Monday, September 15, 2003

Sunday with Ibu Ety

Sunday with Ibu Ety


A question which you'd normally get in the office on Mondays is: "How was you weekend? What did you do?".

I am usually a bit hesitant to answer because my weekends are normally not spent going to fancy places which young people normally would. No I did not spend Saturday night partying at Blowfish; I did not have a candlelight dinner with a hot date at a fancy restaurant in Kemang and no, I did not spent it at the beach in Anyer; nor did I go for movies or shopping at Plaza Senayan.

What I did yesterday was, I went hunting for Indonesia's celeberated writer, Pramoedya Ananta Toer's old house in Kampung Kebun Djahe Kober--the place which he described so vividly in his short story, "My Kampung" in Tales from Jakarta as a filthy and stinking place, where death and disease hung in the air.

Pramoedya narrated in his memoir, The Mute's Soliloquy, that Kampung Kebun Djahe Kober was the place where he lived together with his first wife in 1950. The house in Kebun Djahe Kober belonged to his wife's family. In the memoir, he wrote about his first impression of the place:

"What kind of lives did the people of this place lead that could keep them from seeing or prevent them from doing something about the sorry state of their surroundings?"

With Pak Rachmat's (whom I made acquaintance during my first trip to Djahe Kober) help, I found Pramoedya's house, located on Gang 3 (or Lane 3). The residents around there told me that Pak Pram's daughter is still living there!

The hospitality and friendliness of people in urban kampungs are amazing; they soon ushered me into the house and introduced me to Pramoedya's second daughter from his first marriage, Indriaty; referred to in his memoir as "Ety".

I was well-received by Ibu Indriaty who was amazed that I made such an effort to look for her father's old house. Pramoedya doesn't live there anymore; in his memoir, he narrated how he left Kebon Djahe Kober after his divorce with his first wife. But Ibu Indriaty told me that she and Pak Pram's second wife's family are very close and they get in touch very often.

I was thrilled to learn some of the details about their lives and how it used to be in Kampung Kebun Djahe Kober. Ibu Indriaty never got married; I did not ask for her age but she must be around 50 over years old. In the fifties, Pak Pram took his two children (Indriaty and her elder sister Puja Rosmi) and first wife with him to Netherlands where they stayed for two years.

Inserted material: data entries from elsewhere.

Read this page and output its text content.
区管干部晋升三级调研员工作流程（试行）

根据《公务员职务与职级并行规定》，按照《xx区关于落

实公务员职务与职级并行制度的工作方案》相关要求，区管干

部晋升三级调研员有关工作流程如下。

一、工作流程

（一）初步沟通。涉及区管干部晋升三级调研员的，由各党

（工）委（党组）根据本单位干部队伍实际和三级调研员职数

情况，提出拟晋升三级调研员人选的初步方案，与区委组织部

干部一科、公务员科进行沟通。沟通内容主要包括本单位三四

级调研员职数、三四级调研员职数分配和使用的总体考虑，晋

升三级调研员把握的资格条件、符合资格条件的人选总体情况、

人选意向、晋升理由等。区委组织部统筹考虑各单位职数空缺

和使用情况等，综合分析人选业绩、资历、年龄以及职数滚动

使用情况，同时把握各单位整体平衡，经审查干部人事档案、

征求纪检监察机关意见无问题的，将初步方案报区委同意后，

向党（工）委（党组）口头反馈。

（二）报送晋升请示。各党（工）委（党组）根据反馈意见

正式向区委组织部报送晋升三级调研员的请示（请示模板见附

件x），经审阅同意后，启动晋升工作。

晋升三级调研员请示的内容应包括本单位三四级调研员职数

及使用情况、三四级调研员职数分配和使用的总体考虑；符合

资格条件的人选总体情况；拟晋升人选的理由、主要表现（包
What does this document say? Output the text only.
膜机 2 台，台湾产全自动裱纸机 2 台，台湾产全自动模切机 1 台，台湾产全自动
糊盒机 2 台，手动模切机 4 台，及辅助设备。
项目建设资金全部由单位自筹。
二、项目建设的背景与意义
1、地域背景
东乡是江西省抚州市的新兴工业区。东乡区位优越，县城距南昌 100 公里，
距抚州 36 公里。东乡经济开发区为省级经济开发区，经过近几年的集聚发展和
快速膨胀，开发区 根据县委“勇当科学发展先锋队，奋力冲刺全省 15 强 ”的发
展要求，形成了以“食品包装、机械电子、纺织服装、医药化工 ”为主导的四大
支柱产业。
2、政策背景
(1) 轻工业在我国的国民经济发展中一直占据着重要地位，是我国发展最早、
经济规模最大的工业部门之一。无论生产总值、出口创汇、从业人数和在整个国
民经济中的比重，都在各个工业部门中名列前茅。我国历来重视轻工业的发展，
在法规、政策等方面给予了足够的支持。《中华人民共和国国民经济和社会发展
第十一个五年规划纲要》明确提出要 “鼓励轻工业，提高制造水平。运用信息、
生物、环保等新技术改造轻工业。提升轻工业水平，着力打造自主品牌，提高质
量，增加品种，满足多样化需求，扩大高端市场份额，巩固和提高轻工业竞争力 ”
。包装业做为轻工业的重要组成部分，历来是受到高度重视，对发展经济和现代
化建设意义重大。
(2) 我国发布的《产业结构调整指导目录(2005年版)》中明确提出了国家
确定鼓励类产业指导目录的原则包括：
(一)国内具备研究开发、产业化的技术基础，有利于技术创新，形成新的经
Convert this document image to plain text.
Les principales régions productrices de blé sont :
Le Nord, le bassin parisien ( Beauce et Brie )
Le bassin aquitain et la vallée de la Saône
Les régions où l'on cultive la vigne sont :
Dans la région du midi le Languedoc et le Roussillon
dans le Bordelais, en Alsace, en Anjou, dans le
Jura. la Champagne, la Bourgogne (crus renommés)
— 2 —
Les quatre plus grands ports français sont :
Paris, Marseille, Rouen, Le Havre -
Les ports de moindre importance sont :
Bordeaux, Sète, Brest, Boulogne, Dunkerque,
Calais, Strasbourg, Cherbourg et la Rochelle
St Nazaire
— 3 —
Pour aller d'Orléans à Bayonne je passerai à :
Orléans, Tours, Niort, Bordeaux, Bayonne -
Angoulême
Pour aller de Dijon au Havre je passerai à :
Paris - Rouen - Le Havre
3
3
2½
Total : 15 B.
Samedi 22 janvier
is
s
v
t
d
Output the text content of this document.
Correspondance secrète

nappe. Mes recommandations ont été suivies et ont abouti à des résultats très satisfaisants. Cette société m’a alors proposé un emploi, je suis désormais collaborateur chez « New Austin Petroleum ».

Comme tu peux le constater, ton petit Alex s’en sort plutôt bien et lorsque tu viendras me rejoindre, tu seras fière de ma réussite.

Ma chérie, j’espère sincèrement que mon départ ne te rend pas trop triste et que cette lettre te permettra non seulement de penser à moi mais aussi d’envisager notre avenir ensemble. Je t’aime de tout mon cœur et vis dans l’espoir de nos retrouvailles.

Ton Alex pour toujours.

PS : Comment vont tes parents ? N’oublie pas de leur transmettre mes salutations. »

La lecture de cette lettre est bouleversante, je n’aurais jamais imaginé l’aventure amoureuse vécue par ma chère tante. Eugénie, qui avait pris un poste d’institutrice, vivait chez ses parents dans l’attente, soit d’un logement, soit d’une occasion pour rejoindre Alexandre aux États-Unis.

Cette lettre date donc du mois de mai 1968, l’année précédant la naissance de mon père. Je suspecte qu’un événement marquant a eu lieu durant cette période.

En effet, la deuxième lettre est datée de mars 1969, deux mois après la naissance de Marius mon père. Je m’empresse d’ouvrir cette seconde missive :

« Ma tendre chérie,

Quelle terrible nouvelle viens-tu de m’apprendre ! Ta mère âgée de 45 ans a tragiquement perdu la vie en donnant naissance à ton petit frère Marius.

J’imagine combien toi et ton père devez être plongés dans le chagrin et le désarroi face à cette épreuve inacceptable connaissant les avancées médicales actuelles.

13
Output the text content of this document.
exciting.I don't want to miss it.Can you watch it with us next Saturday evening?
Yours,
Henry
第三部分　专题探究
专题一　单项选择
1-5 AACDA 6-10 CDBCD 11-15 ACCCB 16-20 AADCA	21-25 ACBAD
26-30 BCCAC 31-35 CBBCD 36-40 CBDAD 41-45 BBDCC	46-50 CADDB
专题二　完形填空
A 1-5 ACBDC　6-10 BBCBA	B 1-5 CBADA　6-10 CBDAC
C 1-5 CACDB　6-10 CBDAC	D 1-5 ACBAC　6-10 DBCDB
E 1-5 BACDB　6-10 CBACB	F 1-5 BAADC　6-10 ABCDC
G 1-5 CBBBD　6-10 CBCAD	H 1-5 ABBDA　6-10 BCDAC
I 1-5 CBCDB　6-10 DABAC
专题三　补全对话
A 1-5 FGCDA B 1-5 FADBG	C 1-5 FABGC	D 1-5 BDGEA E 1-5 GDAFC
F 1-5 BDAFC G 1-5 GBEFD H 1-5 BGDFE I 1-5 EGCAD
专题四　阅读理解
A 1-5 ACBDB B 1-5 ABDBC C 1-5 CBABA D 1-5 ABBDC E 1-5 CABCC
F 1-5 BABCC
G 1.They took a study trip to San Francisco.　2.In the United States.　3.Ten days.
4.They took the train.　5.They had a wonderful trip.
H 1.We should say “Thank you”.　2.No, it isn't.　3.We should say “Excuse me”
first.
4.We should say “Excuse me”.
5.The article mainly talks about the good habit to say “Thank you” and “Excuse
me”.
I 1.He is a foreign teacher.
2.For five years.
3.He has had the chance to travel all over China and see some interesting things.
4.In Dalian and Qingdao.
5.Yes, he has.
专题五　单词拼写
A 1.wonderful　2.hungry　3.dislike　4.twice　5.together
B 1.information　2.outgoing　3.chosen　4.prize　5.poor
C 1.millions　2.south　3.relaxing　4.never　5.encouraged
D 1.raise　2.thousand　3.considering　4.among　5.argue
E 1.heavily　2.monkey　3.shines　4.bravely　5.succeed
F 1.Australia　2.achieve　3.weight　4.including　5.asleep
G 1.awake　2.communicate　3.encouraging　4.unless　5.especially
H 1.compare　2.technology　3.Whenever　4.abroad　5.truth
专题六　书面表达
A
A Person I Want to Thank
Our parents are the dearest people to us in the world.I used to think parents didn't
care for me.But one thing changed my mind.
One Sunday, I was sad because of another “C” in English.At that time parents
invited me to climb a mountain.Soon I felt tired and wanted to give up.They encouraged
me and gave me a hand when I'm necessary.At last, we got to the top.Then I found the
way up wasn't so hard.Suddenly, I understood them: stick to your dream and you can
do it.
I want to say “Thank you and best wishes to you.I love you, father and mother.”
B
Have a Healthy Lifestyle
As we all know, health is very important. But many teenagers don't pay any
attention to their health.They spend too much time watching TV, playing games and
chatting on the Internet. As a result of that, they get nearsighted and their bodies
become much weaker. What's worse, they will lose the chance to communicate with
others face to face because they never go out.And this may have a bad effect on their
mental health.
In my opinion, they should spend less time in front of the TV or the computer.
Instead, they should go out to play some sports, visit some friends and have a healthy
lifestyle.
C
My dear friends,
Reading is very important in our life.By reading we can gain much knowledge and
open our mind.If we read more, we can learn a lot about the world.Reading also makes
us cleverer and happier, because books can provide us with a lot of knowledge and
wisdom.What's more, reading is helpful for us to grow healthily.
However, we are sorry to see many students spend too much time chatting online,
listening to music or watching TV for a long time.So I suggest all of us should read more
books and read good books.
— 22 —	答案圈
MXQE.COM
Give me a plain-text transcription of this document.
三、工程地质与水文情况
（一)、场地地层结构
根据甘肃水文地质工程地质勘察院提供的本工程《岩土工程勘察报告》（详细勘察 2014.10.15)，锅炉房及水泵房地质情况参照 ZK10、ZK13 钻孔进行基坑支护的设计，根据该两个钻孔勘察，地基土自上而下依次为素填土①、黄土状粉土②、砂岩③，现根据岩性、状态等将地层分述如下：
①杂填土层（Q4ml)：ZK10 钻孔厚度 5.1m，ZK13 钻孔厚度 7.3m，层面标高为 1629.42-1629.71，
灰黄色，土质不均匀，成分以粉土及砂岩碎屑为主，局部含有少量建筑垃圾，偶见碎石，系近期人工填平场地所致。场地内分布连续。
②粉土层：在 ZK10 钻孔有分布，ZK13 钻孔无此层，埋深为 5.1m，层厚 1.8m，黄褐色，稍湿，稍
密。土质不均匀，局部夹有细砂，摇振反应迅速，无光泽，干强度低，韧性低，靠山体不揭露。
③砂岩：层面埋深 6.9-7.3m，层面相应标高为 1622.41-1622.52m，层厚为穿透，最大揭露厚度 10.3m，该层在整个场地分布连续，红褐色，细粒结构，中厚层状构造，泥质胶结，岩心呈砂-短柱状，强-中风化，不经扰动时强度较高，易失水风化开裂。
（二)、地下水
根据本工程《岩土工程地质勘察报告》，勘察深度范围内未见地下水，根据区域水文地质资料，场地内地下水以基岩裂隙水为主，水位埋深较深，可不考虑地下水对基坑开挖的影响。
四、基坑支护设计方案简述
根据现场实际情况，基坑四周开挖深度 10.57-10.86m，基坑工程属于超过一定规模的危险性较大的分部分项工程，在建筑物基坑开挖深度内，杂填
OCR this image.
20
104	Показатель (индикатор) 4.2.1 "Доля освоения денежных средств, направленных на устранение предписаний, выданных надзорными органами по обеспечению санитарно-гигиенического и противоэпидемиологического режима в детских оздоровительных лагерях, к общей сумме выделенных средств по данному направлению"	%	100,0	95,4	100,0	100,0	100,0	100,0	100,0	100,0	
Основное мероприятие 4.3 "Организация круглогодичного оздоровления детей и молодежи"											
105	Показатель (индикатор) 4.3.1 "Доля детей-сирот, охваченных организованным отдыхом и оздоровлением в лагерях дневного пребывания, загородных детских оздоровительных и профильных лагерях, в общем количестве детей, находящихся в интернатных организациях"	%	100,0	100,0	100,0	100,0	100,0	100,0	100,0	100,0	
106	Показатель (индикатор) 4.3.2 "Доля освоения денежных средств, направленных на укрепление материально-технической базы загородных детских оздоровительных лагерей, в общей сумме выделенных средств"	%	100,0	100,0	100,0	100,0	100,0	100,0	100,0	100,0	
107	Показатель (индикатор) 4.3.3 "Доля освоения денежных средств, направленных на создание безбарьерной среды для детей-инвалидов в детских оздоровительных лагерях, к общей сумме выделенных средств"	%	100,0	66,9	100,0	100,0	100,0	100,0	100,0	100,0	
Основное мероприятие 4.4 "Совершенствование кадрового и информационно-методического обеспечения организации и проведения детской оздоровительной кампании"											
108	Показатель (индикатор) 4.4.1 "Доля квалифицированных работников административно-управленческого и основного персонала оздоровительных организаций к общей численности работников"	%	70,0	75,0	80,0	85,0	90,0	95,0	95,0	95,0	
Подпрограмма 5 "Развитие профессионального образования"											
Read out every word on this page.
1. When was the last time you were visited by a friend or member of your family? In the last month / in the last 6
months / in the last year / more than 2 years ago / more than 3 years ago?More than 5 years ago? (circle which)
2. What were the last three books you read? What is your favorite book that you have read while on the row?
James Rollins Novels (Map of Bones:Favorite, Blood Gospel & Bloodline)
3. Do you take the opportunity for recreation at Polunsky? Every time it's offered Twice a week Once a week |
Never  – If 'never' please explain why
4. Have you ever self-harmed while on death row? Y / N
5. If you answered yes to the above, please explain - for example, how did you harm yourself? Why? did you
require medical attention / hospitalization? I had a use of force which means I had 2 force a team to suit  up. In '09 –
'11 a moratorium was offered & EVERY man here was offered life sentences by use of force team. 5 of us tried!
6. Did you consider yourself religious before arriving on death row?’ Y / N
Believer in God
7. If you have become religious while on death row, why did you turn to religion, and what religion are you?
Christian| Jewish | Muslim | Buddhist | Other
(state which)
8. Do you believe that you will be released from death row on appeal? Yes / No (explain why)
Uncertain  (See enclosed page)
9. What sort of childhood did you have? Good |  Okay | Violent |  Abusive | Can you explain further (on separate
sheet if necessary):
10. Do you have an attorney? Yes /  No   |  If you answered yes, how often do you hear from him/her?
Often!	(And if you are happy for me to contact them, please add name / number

Ibu Indriaty was kind enough to let me take pictures of her and her house. The house used to be bigger--occupying the space of three houses--but the land had been sold and what remains is just a third of what used to be. Ibu Indriaty lives there with her niece.

Before I left, I had Ibu Indriaty autograph my copy of The Mute's Soliloquy and I promised to send her copies of photos that I had taken.

It was a wonderful Sunday for me. But if people ask me what I did during the weekends, I'll probably answer, well, I just wandered around Jakarta city and stayed at home mostly.